Sofern die elektrische Leitung erst einmal offen liegt, können Kurzschlüsse via Funkenflug entstehen. Ist der Stromfluss sogar unterbrochen, ist unter Umständen die Bildung von Lichtbögen möglich, die eine Hitze von bis zu 5.000° C entwickeln. Bei haushaltsüblichem Wechselstrom werden solche Lichtbögen sehr schnell durch die Umkehr der Fließrichtung des Stroms unterbrochen. Bei Gleichstrom von PV-Anlagen hingegen können die Lichtbögen bis zu mehrere Stunden lang aufrecht erhalten werden. Sowohl durch den Zündfunken als auch durch den Lichtbögen können brennbare Teile der Anlage in Brand geraten.

Dies ist allerdings ein „Worst Case Szenario“. Ein Lichtbogen entsteht nur unter ganz bestimmten Voraussetzungen und ist daher in Praxis kaum anzutreffen.

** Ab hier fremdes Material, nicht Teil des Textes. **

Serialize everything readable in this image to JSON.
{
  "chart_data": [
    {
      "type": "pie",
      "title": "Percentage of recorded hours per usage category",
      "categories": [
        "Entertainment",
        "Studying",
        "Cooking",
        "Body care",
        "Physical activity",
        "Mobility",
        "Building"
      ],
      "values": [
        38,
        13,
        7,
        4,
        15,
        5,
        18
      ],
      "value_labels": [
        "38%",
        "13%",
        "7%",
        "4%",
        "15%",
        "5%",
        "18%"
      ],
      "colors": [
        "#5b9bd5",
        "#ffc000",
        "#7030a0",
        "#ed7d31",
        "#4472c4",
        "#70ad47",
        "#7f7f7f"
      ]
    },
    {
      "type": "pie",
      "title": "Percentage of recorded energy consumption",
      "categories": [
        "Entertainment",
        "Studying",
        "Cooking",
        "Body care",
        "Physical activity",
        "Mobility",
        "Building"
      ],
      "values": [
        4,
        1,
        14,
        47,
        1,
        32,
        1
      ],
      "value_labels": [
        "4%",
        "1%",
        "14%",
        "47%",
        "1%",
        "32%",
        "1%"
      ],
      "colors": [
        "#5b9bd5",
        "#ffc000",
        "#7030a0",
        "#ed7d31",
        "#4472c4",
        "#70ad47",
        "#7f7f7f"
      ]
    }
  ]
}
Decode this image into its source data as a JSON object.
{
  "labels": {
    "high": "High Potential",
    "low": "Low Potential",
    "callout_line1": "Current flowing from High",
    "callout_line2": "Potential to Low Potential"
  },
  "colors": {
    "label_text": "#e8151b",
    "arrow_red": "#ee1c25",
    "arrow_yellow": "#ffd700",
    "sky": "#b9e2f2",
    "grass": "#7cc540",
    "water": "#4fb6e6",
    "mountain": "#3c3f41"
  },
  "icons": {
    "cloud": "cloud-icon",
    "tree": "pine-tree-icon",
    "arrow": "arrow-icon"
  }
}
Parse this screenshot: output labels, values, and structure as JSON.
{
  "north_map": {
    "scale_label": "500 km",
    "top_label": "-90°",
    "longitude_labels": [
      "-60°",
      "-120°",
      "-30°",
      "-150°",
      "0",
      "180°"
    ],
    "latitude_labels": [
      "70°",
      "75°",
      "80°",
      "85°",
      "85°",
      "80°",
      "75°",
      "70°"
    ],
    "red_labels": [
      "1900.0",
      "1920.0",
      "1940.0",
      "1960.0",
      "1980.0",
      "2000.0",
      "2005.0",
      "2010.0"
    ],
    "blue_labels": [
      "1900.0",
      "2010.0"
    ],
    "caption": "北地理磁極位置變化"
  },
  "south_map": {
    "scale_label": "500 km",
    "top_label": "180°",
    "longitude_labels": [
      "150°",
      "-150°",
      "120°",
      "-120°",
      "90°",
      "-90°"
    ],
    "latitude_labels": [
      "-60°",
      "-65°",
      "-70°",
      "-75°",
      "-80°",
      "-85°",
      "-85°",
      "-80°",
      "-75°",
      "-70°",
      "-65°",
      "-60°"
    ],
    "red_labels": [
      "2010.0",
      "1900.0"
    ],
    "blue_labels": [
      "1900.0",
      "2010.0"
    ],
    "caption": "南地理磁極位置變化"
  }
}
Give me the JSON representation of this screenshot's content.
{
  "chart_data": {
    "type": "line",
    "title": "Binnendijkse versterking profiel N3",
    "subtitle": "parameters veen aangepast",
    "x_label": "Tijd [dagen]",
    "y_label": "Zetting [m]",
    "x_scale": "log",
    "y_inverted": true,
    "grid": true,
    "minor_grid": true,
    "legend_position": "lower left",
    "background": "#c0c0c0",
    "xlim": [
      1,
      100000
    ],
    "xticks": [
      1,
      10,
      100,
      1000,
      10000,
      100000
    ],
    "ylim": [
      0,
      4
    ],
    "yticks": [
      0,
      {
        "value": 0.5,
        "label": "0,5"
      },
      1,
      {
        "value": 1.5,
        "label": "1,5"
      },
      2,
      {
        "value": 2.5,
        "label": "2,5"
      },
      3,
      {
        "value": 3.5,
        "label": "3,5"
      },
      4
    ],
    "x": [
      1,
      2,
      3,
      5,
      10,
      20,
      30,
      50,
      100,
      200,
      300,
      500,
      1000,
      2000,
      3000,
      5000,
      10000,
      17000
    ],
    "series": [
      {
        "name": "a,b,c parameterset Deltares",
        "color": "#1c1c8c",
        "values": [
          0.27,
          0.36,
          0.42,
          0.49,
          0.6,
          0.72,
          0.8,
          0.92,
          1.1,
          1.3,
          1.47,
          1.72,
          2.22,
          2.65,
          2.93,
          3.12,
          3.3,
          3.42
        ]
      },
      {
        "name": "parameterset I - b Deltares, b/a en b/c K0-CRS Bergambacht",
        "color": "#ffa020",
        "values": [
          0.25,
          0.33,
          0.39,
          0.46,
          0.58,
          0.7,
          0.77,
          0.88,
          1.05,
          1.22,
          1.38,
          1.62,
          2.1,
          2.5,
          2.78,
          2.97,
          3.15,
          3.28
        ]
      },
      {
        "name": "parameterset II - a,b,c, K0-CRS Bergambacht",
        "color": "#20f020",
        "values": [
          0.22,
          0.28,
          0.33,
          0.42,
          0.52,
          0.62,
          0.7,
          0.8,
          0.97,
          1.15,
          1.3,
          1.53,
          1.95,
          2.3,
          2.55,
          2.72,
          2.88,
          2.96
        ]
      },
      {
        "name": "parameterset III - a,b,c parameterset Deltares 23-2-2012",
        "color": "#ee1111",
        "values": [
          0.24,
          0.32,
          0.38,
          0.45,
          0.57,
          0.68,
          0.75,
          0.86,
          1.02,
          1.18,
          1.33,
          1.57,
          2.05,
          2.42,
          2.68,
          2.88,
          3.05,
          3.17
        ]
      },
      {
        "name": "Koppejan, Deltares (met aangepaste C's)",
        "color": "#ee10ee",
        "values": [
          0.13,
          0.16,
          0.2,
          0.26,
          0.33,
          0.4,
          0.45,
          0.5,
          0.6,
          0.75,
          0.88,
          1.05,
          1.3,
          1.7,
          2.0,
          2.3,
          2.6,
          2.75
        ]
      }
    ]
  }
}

Der BSW weist zudem darauf hin, dass hochqualitative Installationen heutzutage darauf ausgelegt sind, selbst bei der Entstehung von Lichtbögen keinen Brand auszulösen.

Fazit: Photovoltaikanlagen, die nicht ausreichend geplant oder in der Eile der Montage nicht akkurat verlegt, verbunden, verkabelt und gesichert sind, können die Entstehung von Bränden begünstigen. Im Umkehrschluss lässt sich sagen, dass bei sachgemäßer Installation und Sicherung des Solardaches (Sicherung auch gegen Wildverbiss und Vandalismus) die Wahrscheinlichkeit von „Selbstentzündungen“ als Brandursache gegen Null geht.

Weiteres zur Brandbekämpfung

Beim Brand setzen die Kunststoff-Rahmen und Kabelisolierungen Zyanid- und andere Gase frei. Zudem können die Module splittern. Einsatzkräfte der Feuerwehren kennen sich jedoch mit beiden Gefährdungen sehr gut aus.

Ist die Unterkonstruktion der Solarmodule durch ein Feuer angegriffen, können die Module unter Umständen vom Dach abrutschen. Feuerwehrleute müssen hier auf hinreichenden Abstand zu den möglichen Absturzflächen achten und ggf. die Gefährdungsbereiche absperren.

Um die Anlage zu sichern und abzuschalten, sind außerdem Elektrofachkräfte vor Ort erforderlich.

Eine Gefährdung der Einsatzkräfte durch die Photovoltaikanlage bei Löscharbeiten in der Nacht besteht zudem nicht, da die Solarstromproduktion nicht bereits bei Mondlicht oder dem Scheinwerferlicht der Feuerwehr einsetzt. Somit stehen die Module nicht unter Spannung.

Neben der Beschilderung und ggf. einer Abschaltlösung außen am Haus können PV-Betreiber beim Kauf darauf bestehen, dass ihre Module durch ein anerkanntes Prüfinstitut (wie z. B. dem TÜV Rheinland) nach EN IEC 61215/61646 und EN IEC 61730 geprüft und zugelassen wurden.

Des Weiteren ist ein Wartungsvertrag mit dem installierenden Solarteur zu empfehlen – er prüft Module, Solarkabel und Anschlusskästen regelmäßig im Abstand von 1 bis 4 Jahren und beseitigt Mängel und potenzielle Gefahren.